Le citta' e gli occhi


     E' l'umore di chi la guarda che da' alla citta' di Zemrude la sua forma. Se ci passi fischiettando, a naso librato dietro al fischio, la conoscerai di sotto in su: davanzali, tende che sventolano, zampilli. Se ci cammini col mento sul petto, con le unghie ficcate nella palme, i tuoi sguardi si impiglieranno rasoterra, nei rigagnoli, i tombini, le resche di pesce, la cartaccia.
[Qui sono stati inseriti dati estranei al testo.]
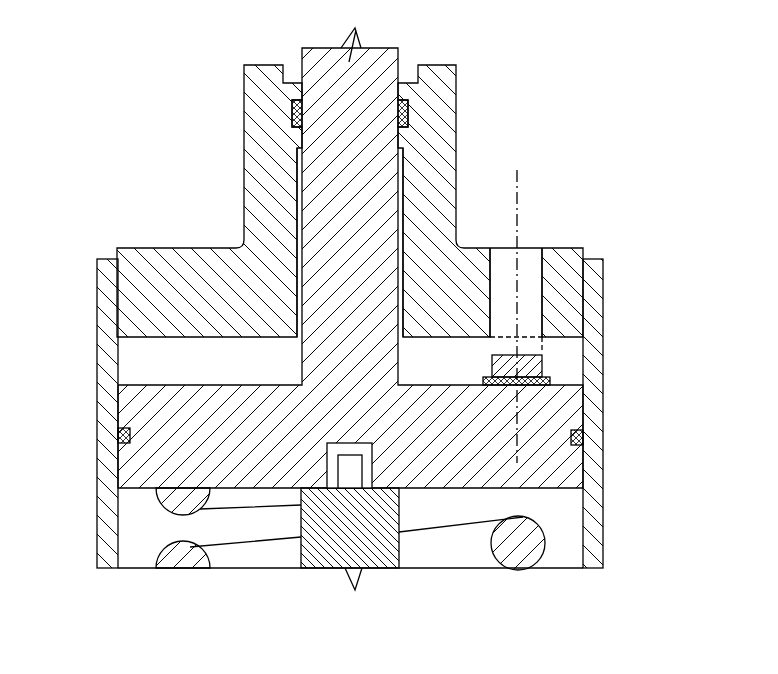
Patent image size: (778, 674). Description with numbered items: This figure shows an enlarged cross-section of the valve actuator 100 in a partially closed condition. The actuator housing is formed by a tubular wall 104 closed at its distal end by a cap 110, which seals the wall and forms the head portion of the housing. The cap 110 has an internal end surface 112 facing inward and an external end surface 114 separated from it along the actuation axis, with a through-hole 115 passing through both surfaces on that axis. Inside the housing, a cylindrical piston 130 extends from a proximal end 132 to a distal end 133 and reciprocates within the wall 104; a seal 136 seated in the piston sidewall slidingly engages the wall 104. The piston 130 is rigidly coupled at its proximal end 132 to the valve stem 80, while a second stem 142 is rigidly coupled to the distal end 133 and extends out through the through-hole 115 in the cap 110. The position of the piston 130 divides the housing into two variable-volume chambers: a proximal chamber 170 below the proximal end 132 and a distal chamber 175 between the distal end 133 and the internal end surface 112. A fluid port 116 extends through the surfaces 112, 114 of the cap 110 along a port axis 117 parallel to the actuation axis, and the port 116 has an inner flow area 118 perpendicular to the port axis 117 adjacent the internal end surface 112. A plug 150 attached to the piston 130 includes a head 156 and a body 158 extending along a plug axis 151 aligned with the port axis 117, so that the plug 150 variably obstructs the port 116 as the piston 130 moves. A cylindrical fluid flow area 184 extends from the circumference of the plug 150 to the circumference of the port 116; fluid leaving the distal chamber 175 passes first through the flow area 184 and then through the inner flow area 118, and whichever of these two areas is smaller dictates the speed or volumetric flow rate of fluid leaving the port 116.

The valve actuator 100 is at (157, 42).
The tubular wall 104 is at (105, 288).
The cap 110 is at (267, 117).
The internal end surface 112 is at (125, 340).
The external end surface 114 is at (168, 240).
The through-hole 115 is at (290, 188).
The fluid port 116 is at (492, 267).
The port axis 117 is at (517, 172).
The inner flow area 118 is at (527, 332).
The piston 130 is at (140, 463).
The proximal end 132 is at (570, 489).
The distal end 133 is at (215, 383).
The seal 136 is at (578, 437).
The second stem 142 is at (322, 63).
The plug 150 is at (535, 385).
The plug axis 151 is at (533, 473).
The head 156 is at (552, 384).
The body 158 is at (546, 368).
The proximal chamber 170 is at (140, 517).
The distal chamber 175 is at (135, 373).
The cylindrical fluid flow area 184 is at (484, 346).
The valve stem 80 is at (375, 565).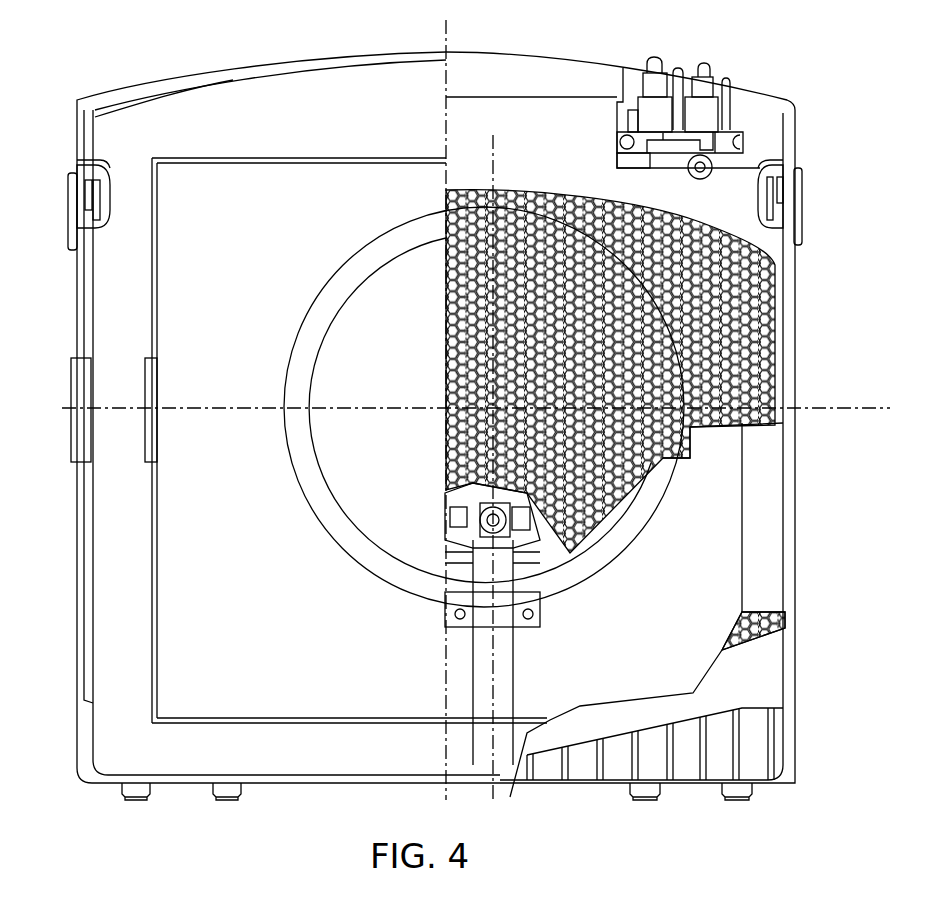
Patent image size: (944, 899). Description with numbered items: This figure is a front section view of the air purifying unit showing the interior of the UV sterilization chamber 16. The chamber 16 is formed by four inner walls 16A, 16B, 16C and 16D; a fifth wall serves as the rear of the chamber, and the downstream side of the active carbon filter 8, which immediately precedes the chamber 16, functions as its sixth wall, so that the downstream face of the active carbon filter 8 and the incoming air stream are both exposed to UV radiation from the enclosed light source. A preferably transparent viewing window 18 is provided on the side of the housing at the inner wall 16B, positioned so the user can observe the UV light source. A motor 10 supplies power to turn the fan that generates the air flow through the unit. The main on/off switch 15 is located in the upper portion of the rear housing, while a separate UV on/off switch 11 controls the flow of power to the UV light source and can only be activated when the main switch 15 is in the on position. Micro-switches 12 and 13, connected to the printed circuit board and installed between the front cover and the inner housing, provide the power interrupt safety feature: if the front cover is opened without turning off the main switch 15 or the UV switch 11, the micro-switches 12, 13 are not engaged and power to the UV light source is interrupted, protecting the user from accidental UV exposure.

The active carbon filter 8 is at (320, 507).
The motor 10 is at (158, 448).
The UV on/off switch 11 is at (697, 113).
The micro-switch 12 is at (790, 165).
The micro-switch 13 is at (80, 183).
The main on/off switch 15 is at (652, 80).
The UV sterilization chamber 16 is at (237, 183).
The wall 16A is at (372, 163).
The wall 16B is at (158, 262).
The wall 16C is at (420, 716).
The wall 16D is at (742, 553).
The viewing window 18 is at (71, 368).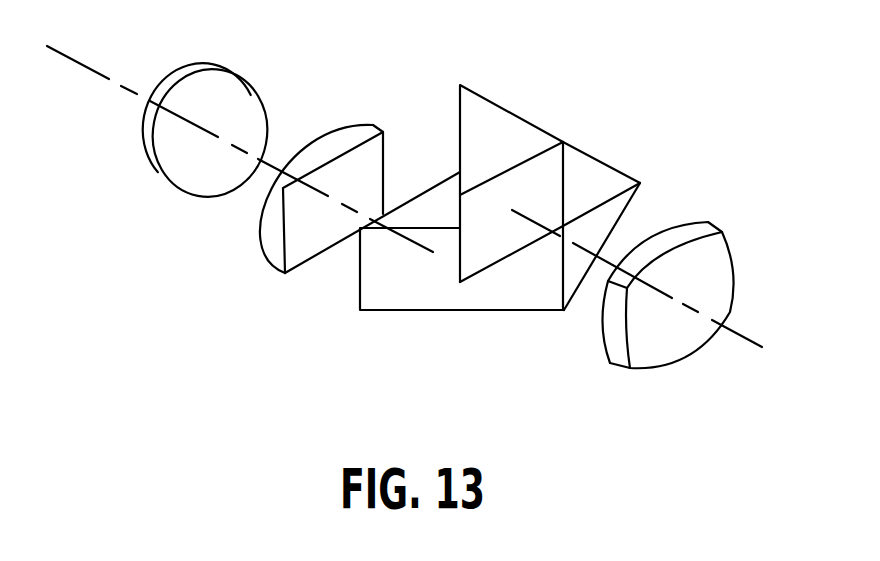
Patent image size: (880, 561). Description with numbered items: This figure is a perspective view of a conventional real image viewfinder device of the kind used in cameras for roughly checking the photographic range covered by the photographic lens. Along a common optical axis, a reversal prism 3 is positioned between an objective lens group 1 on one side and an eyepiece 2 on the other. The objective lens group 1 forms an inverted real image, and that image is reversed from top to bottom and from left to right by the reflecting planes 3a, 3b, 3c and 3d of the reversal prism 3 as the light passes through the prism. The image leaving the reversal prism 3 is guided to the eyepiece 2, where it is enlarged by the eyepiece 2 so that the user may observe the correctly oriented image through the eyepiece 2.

The objective lens group 1 is at (403, 123).
The eyepiece 2 is at (653, 340).
The reversal prism 3 is at (511, 201).
The reflecting plane 3a is at (412, 290).
The reflecting plane 3b is at (628, 207).
The reflecting plane 3c is at (578, 148).
The reflecting plane 3d is at (457, 112).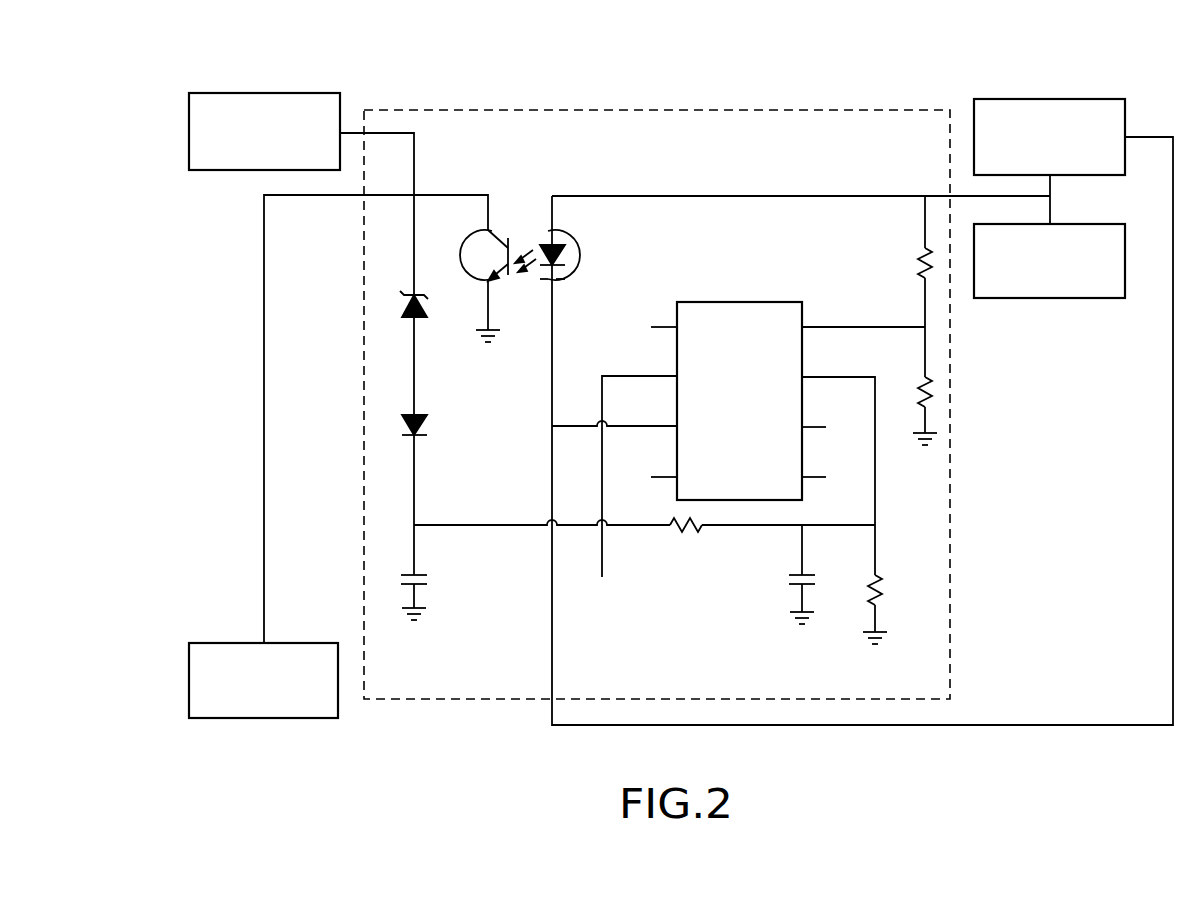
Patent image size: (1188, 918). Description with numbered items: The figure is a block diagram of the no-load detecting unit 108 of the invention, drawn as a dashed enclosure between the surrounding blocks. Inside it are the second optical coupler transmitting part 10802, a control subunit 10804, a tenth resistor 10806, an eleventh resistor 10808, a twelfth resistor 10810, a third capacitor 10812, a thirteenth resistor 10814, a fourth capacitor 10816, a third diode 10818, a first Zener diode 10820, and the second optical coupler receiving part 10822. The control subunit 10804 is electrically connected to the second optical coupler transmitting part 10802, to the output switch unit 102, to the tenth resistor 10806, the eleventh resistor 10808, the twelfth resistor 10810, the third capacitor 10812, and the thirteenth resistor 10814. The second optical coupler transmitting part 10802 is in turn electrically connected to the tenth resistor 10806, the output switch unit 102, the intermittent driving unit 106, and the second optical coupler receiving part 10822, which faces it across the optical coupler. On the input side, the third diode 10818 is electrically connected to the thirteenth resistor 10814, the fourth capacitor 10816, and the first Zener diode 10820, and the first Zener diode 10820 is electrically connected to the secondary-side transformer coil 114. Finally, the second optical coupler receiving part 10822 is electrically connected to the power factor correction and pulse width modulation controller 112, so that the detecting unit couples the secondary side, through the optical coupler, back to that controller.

The output switch unit 102 is at (1050, 100).
The intermittent driving unit 106 is at (1050, 298).
The no-load detecting unit 108 is at (656, 115).
The power factor correction and pulse width modulation controller 112 is at (238, 645).
The secondary-side transformer coil 114 is at (265, 95).
The second optical coupler transmitting part 10802 is at (562, 242).
The control subunit 10804 is at (739, 306).
The tenth resistor 10806 is at (917, 262).
The eleventh resistor 10808 is at (917, 391).
The twelfth resistor 10810 is at (880, 584).
The third capacitor 10812 is at (789, 578).
The thirteenth resistor 10814 is at (684, 538).
The fourth capacitor 10816 is at (428, 580).
The third diode 10818 is at (427, 430).
The first Zener diode 10820 is at (425, 299).
The second optical coupler receiving part 10822 is at (508, 236).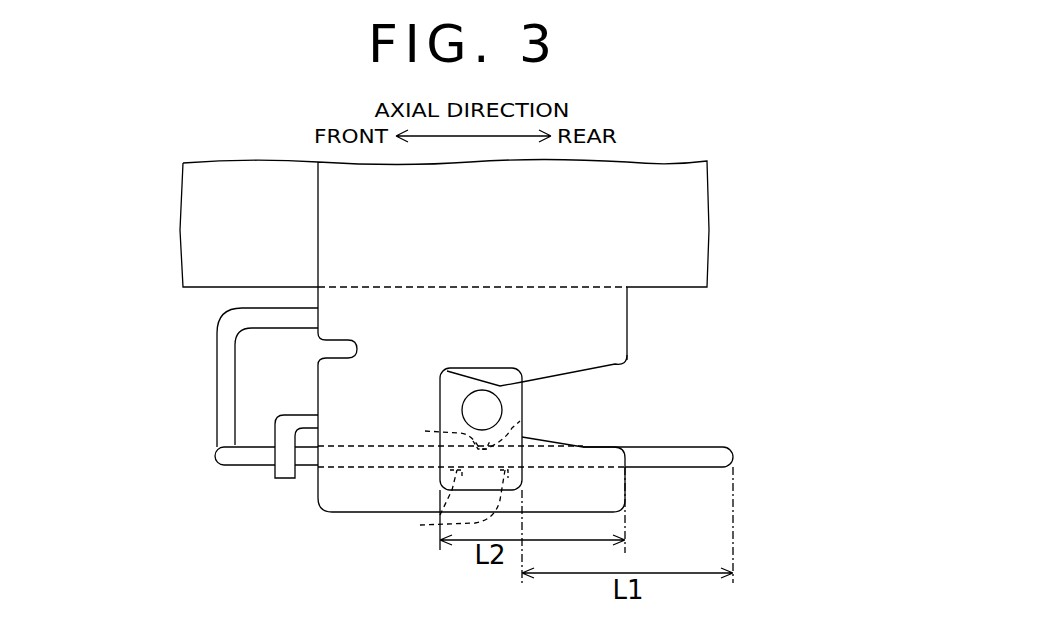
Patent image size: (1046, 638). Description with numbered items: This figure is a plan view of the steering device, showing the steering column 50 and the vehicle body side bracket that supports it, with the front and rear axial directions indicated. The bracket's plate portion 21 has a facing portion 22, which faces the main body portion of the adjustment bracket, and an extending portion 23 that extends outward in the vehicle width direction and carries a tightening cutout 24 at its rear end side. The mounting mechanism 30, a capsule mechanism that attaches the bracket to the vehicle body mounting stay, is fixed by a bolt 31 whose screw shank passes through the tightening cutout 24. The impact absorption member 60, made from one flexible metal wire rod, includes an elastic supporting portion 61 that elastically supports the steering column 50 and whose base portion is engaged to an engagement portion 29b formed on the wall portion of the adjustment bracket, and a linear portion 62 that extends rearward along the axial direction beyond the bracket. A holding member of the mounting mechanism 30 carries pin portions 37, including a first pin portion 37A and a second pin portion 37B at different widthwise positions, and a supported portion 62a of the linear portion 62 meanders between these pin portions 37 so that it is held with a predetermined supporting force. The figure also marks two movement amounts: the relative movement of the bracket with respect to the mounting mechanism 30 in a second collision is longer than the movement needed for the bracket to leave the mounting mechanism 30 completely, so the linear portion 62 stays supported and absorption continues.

Non puoi dire che un aspetto della citta' sia piu' vero dell'altro, pero' della Zemrude d'in su senti parlare soprattutto da chi se la ricorda affondando nella Zemrude d'in giu', percorrendo tutti i giorni gli stessi tratti di strada e ritrovando al mattino il malumore del giorno prima incrostato a pie' dei muri. Per tutti presto o tardi viene il giorno in cui abbassiamo lo sguardo lungo i tubi delle grondaie e non riusciamo piu' a staccarlo dal selciato. Il caso inverso non e' escluso, ma e' piu' raro: percio' continuiamo a girare per le vie di Zemrude, con gli occhi che ormai sotto alle cantine, alle fondamenta, ai pozzi.